La crisi geopolitica in Iran e, più in generale, le tensioni in Medio Oriente iniziano a produrre effetti anche lontano dai teatri di guerra, con possibili ricadute dirette sui prezzi dei beni di largo consumo in Italia. Tra i settori più esposti c’è quello dell’acqua minerale, che potrebbe subire un aumento fino a 5-6 centesimi a bottiglia da 1,5 litri.
A lanciare l’allarme è il Codacons, che segnala un possibile impatto complessivo da circa 606 milioni di euro l’anno per le famiglie italiane, tra rincari diretti e indiretti.
La filiera sotto pressione: plastica e packaging
Secondo quanto riportato dall’associazione dei consumatori, alcune comunicazioni inviate dai produttori di materiali plastici evidenziano richieste di revisione al rialzo dei prezzi per bottiglie, tappi, etichette e film utilizzati nel confezionamento dell’acqua e delle bevande.
Nel dettaglio, le aziende del settore packaging avrebbero richiesto adeguamenti straordinari dei contratti in essere, introduzione di sovrapprezzi (surcharge), rinegoziazione immediata delle condizioni economiche e in alcuni casi, sospensione delle forniture in assenza di nuovi accordi.
Una dinamica che, secondo il Codacons, rischia di innescare un effetto a catena sull’intero comparto.
L’impatto sui prezzi al consumo
Le stime parlano di aumenti potenziali significativi: fino al +20% per l’acqua minerale e circa +10% per le bevande analcoliche. Tradotto sul prezzo finale, una bottiglia da 1,5 litri potrebbe costare alcuni centesimi in più, con un impatto percepibile soprattutto sulle famiglie e sulla grande distribuzione.

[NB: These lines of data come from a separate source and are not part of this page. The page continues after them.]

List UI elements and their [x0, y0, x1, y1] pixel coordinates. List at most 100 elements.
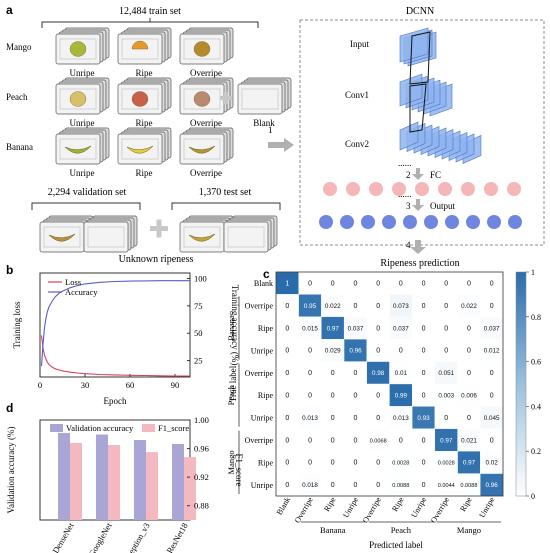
banana-icon: [64, 145, 92, 154]
matrix-value: 0: [285, 325, 289, 332]
x-tick-label: 90: [171, 380, 180, 390]
fruit-row-label: Banana: [6, 142, 33, 152]
validation-set-title: 2,294 validation set: [48, 187, 127, 198]
row-label: Unripe: [251, 346, 274, 355]
plus-icon: [150, 219, 168, 238]
fc-node: [392, 182, 406, 196]
photo-tray: [59, 38, 97, 60]
panel-a: a 12,484 train set Mango Unripe Ripe Overri…: [6, 3, 545, 269]
matrix-value: 0.0044: [438, 483, 455, 489]
matrix-value: 0: [467, 370, 471, 377]
photo-tray: [241, 88, 279, 110]
arrow-down-icon: [412, 199, 424, 211]
loss-line: [40, 335, 190, 377]
matrix-value: 0.02: [486, 460, 499, 467]
colorbar-tick-label: 0.4: [531, 402, 541, 411]
test-photo-stack: [179, 215, 234, 253]
col-group-label: Banana: [320, 525, 346, 535]
matrix-value: 0: [422, 325, 426, 332]
matrix-value: 0.96: [349, 348, 362, 355]
matrix-value: 0: [422, 303, 426, 310]
unknown-ripeness-label: Unknown ripeness: [119, 254, 194, 265]
matrix-value: 0: [422, 370, 426, 377]
fc-node: [484, 182, 498, 196]
arrow-down-icon: [410, 240, 426, 254]
feature-map-slab: [399, 121, 419, 151]
row-label: Ripe: [258, 458, 274, 467]
photo-frame: [237, 83, 283, 115]
photo-tray: [59, 88, 97, 110]
fruit-photo-stack: [179, 127, 234, 165]
row-label: Overripe: [245, 436, 274, 445]
stage-label: Unripe: [70, 168, 95, 178]
output-node: [487, 215, 501, 229]
b-xlabel: Epoch: [104, 396, 127, 406]
right-tick-label: 25: [194, 356, 203, 366]
matrix-value: 0.97: [463, 460, 476, 467]
photo-tray: [59, 138, 97, 160]
matrix-value: 0.0028: [438, 461, 455, 467]
plus-icon: [220, 92, 232, 104]
matrix-value: 0: [353, 437, 357, 444]
matrix-value: 0.022: [461, 303, 477, 310]
output-node: [319, 215, 333, 229]
fc-node: [461, 182, 475, 196]
validation-bar: [172, 444, 184, 520]
fruit-photo-stack: [117, 27, 172, 65]
dcnn-title: DCNN: [406, 6, 434, 17]
matrix-value: 0: [331, 370, 335, 377]
matrix-value: 0: [467, 415, 471, 422]
matrix-value: 0.037: [484, 325, 500, 332]
photo-tray: [183, 226, 221, 248]
matrix-value: 0.006: [461, 393, 477, 400]
step-4-label: 4: [406, 240, 411, 250]
matrix-value: 0: [308, 437, 312, 444]
matrix-value: 0: [353, 415, 357, 422]
matrix-value: 0.037: [393, 325, 409, 332]
fruit-photo-stack: [55, 77, 110, 115]
matrix-value: 0.045: [484, 415, 500, 422]
stage-label: Ripe: [136, 68, 153, 78]
matrix-value: 0: [353, 460, 357, 467]
layer-input-label: Input: [350, 39, 369, 49]
category-label: GoogleNet: [86, 520, 114, 553]
matrix-value: 0.037: [348, 325, 364, 332]
stage-label: Overripe: [190, 118, 222, 128]
fruit-photo-stack: [55, 127, 110, 165]
row-label: Overripe: [245, 369, 274, 378]
banana-icon: [126, 145, 154, 154]
fruit-icon: [69, 91, 87, 107]
matrix-value: 0: [285, 393, 289, 400]
matrix-value: 0: [331, 437, 335, 444]
test-photo-stack: [223, 215, 278, 253]
matrix-value: 0: [422, 482, 426, 489]
matrix-value: 0: [285, 482, 289, 489]
stage-label: Overripe: [190, 68, 222, 78]
matrix-value: 0: [376, 348, 380, 355]
row-label: Unripe: [251, 481, 274, 490]
output-node: [403, 215, 417, 229]
row-group-label: Peach: [226, 384, 236, 405]
matrix-value: 0: [467, 325, 471, 332]
output-node: [445, 215, 459, 229]
test-brace: [171, 202, 281, 210]
matrix-value: 0: [285, 303, 289, 310]
fc-label: FC: [430, 170, 441, 180]
matrix-value: 0: [285, 348, 289, 355]
fruit-photo-stack: [55, 27, 110, 65]
stage-label: Overripe: [190, 168, 222, 178]
blank-photo-stack: [237, 77, 292, 115]
matrix-value: 0: [376, 460, 380, 467]
right-tick-label: 100: [194, 273, 207, 283]
confusion-matrix: 1 0 0 0 0 0 0 0 0 0 0 0.95 0.022 0 0 0.073 0 0 0.022 0 0 0.01…: [275, 271, 504, 497]
photo-tray: [121, 88, 159, 110]
fruit-icon: [131, 91, 149, 107]
output-node: [340, 215, 354, 229]
layer-conv1-label: Conv1: [345, 90, 369, 100]
photo-tray: [121, 138, 159, 160]
fruit-icon: [131, 40, 149, 50]
fc-ellipsis: ......: [398, 158, 412, 168]
col-label: Unripe: [341, 495, 360, 519]
matrix-value: 0.97: [440, 437, 453, 444]
validation-bar: [58, 433, 70, 520]
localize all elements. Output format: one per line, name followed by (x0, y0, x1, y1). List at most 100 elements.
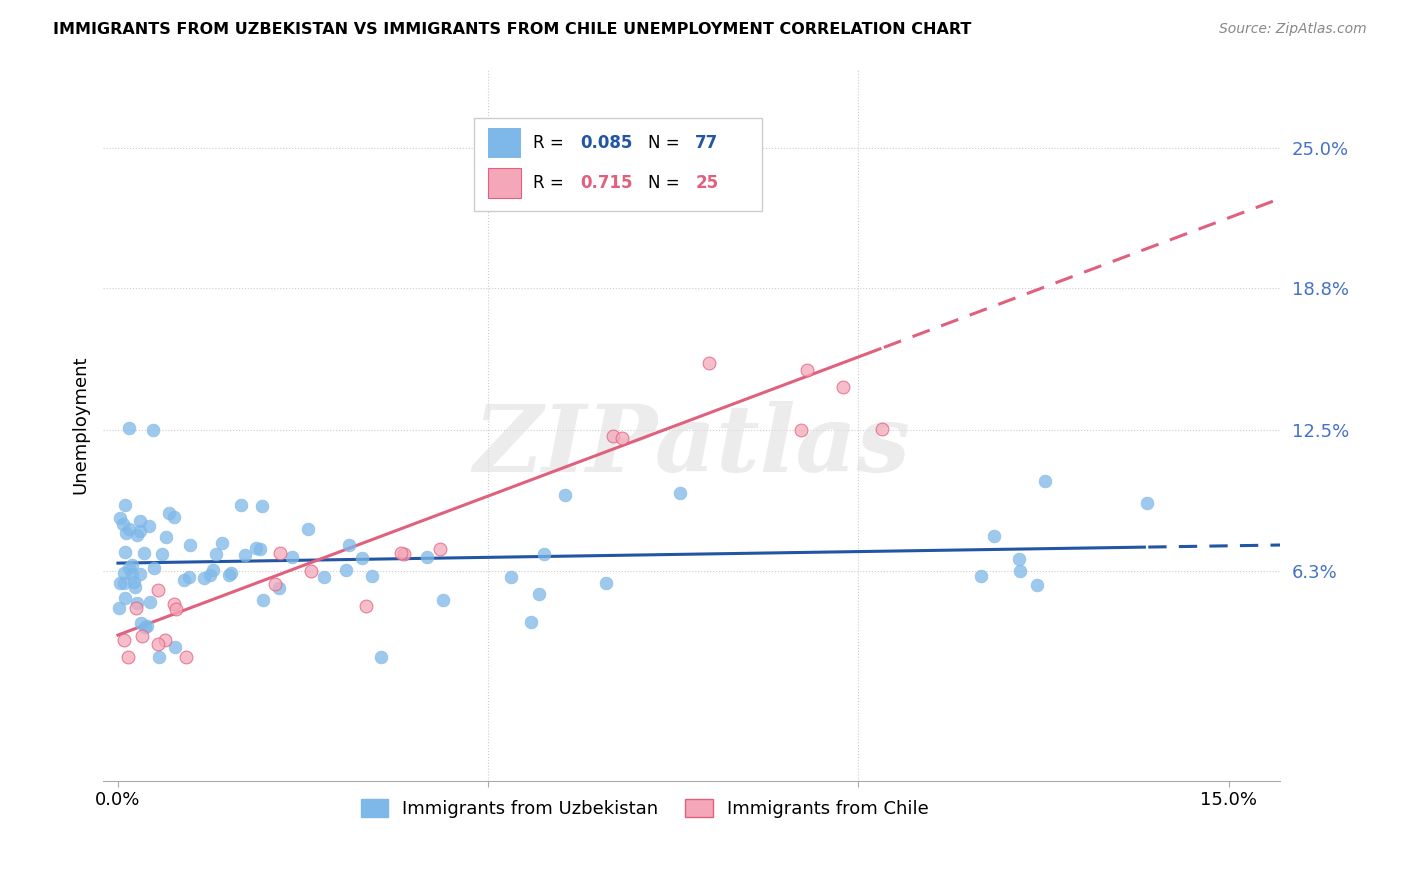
Point (118, 421, 141, 435)
Point (250, 499, 273, 513)
Point (117, 649, 139, 664)
Point (193, 572, 215, 586)
Point (129, 524, 152, 539)
Point (139, 595, 162, 609)
Point (312, 570, 335, 584)
Point (150, 547, 173, 561)
Point (269, 546, 291, 560)
Point (125, 600, 148, 615)
Point (252, 593, 274, 607)
Point (1136, 496, 1159, 510)
Point (114, 498, 136, 512)
Text: IMMIGRANTS FROM UZBEKISTAN VS IMMIGRANTS FROM CHILE UNEMPLOYMENT CORRELATION CHA: IMMIGRANTS FROM UZBEKISTAN VS IMMIGRANTS… (53, 22, 972, 37)
Point (337, 538, 360, 552)
Point (983, 529, 1005, 543)
Point (520, 615, 543, 629)
Point (370, 649, 392, 664)
Point (174, 649, 197, 664)
Point (796, 363, 818, 377)
Text: ZIPatlas: ZIPatlas (474, 401, 910, 491)
Point (281, 549, 304, 564)
Point (155, 530, 177, 544)
Point (264, 576, 287, 591)
Point (494, 186, 516, 200)
Bar (488, 169, 522, 198)
Bar (488, 128, 522, 159)
Point (533, 547, 555, 561)
Point (1008, 551, 1031, 566)
Point (138, 518, 160, 533)
Text: N =: N = (648, 135, 690, 153)
Point (297, 522, 319, 536)
Point (602, 429, 624, 443)
Point (245, 541, 267, 555)
Point (155, 632, 177, 647)
Point (610, 431, 633, 445)
Point (595, 575, 617, 590)
Point (125, 528, 148, 542)
Point (335, 563, 357, 577)
Point (114, 526, 136, 541)
Y-axis label: Unemployment: Unemployment (72, 356, 89, 494)
Point (432, 592, 454, 607)
Point (219, 566, 242, 581)
Bar (474, 119, 762, 211)
Point (146, 583, 169, 598)
Point (790, 424, 813, 438)
Point (249, 541, 271, 556)
Point (108, 511, 131, 525)
Point (173, 573, 195, 587)
Point (129, 616, 152, 631)
Point (165, 640, 187, 654)
Point (112, 633, 135, 648)
Point (112, 566, 135, 581)
Point (165, 602, 187, 616)
Point (699, 355, 721, 369)
Point (1033, 474, 1056, 488)
Point (127, 596, 149, 610)
Point (970, 568, 993, 582)
Point (112, 516, 135, 531)
Point (356, 599, 378, 613)
Point (129, 514, 152, 528)
Point (163, 510, 186, 524)
Point (118, 522, 141, 536)
Point (429, 541, 451, 556)
Point (201, 563, 224, 577)
Point (107, 601, 129, 615)
Point (204, 548, 226, 562)
Point (121, 567, 143, 582)
Point (832, 380, 855, 394)
Point (163, 597, 186, 611)
Point (114, 591, 136, 605)
Point (269, 581, 291, 595)
Point (299, 564, 322, 578)
Point (142, 561, 165, 575)
Point (218, 567, 240, 582)
Text: 77: 77 (696, 135, 718, 153)
Text: 0.715: 0.715 (579, 174, 633, 193)
Point (198, 568, 221, 582)
Point (134, 546, 156, 560)
Point (134, 620, 156, 634)
Legend: Immigrants from Uzbekistan, Immigrants from Chile: Immigrants from Uzbekistan, Immigrants f… (353, 791, 936, 825)
Point (124, 580, 146, 594)
Point (416, 549, 439, 564)
Point (870, 422, 893, 436)
Point (1008, 564, 1031, 578)
Point (669, 485, 692, 500)
Point (131, 628, 153, 642)
Text: N =: N = (648, 174, 690, 193)
Point (114, 545, 136, 559)
Point (112, 575, 135, 590)
Text: R =: R = (533, 135, 574, 153)
Point (177, 569, 200, 583)
Point (108, 576, 131, 591)
Point (360, 568, 382, 582)
Point (229, 498, 252, 512)
Point (157, 506, 180, 520)
Point (148, 637, 170, 651)
Point (148, 649, 170, 664)
Point (121, 558, 143, 572)
Point (233, 548, 256, 562)
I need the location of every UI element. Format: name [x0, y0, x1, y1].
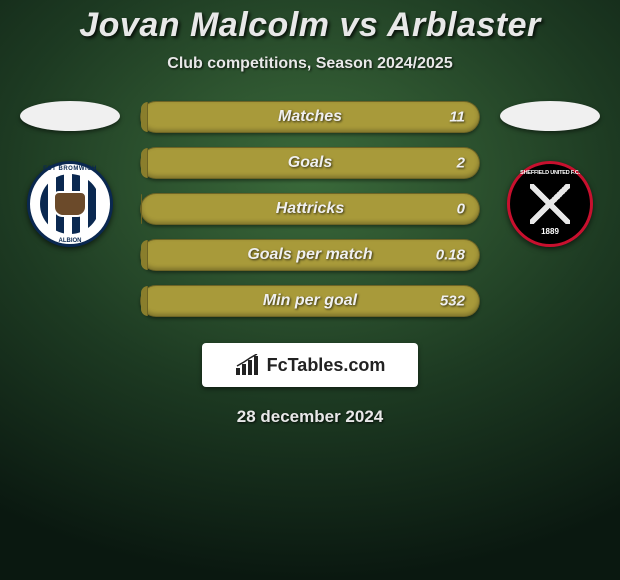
date-text: 28 december 2024: [0, 407, 620, 427]
brand-text: FcTables.com: [267, 355, 386, 376]
stat-label: Matches: [278, 108, 342, 126]
stat-label: Hattricks: [276, 200, 344, 218]
crest-text-top: EST BROMWICH: [30, 166, 110, 172]
stat-value: 532: [440, 293, 465, 310]
stat-bar-fill: [141, 102, 148, 132]
stat-bar: Matches 11: [140, 101, 480, 133]
brand-badge: FcTables.com: [202, 343, 418, 387]
stat-bar-fill: [141, 148, 148, 178]
subtitle: Club competitions, Season 2024/2025: [0, 55, 620, 73]
stat-bar-fill: [141, 286, 148, 316]
crest-text-top: SHEFFIELD UNITED F.C.: [510, 170, 590, 176]
stat-value: 11: [449, 109, 465, 126]
left-team-crest: EST BROMWICH ALBION: [27, 161, 113, 247]
right-player-oval: [500, 101, 600, 131]
stat-label: Goals per match: [247, 246, 372, 264]
stat-value: 0: [457, 201, 465, 218]
stat-bar: Goals per match 0.18: [140, 239, 480, 271]
left-column: EST BROMWICH ALBION: [18, 101, 122, 247]
stat-label: Min per goal: [263, 292, 357, 310]
stat-value: 2: [457, 155, 465, 172]
stat-label: Goals: [288, 154, 332, 172]
stat-bar: Hattricks 0: [140, 193, 480, 225]
stat-bar-fill: [141, 240, 148, 270]
infographic-root: Jovan Malcolm vs Arblaster Club competit…: [0, 0, 620, 580]
stat-bar: Min per goal 532: [140, 285, 480, 317]
chart-icon: [235, 354, 261, 376]
right-team-crest: SHEFFIELD UNITED F.C.: [507, 161, 593, 247]
page-title: Jovan Malcolm vs Arblaster: [0, 6, 620, 45]
stat-value: 0.18: [436, 247, 465, 264]
stat-bar-fill: [141, 194, 142, 224]
main-row: EST BROMWICH ALBION Matches 11 Goals 2 Hattr…: [0, 101, 620, 317]
stat-bar: Goals 2: [140, 147, 480, 179]
crest-text-bottom: ALBION: [30, 238, 110, 244]
right-column: SHEFFIELD UNITED F.C.: [498, 101, 602, 247]
stats-bars: Matches 11 Goals 2 Hattricks 0 Goals per match…: [140, 101, 480, 317]
left-player-oval: [20, 101, 120, 131]
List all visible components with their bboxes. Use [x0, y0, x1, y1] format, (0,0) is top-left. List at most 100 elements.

Rischio anche di carenze sugli scaffali
Oltre al rincaro, non si esclude un altro effetto collaterale: possibili difficoltà nella distribuzione e approvvigionamento dell’acqua minerale nei supermercati, legate alla mancata consegna di materiali plastici da parte dei fornitori.
L’intervento dell’Antitrust
La vicenda è stata segnalata all’Autorità Garante della Concorrenza e del Mercato. Il Codacons ha infatti presentato un esposto per verificare la correttezza delle richieste economiche e l’eventuale presenza di pratiche speculative nella catena di fornitura.
Un effetto domino globale
Il caso conferma ancora una volta come le crisi internazionali possano riflettersi rapidamente sull’economia quotidiana, incidendo su settori apparentemente lontani dagli scenari geopolitici. Dall’energia al packaging, la fragilità delle catene globali di approvvigionamento torna così al centro del dibattito economico.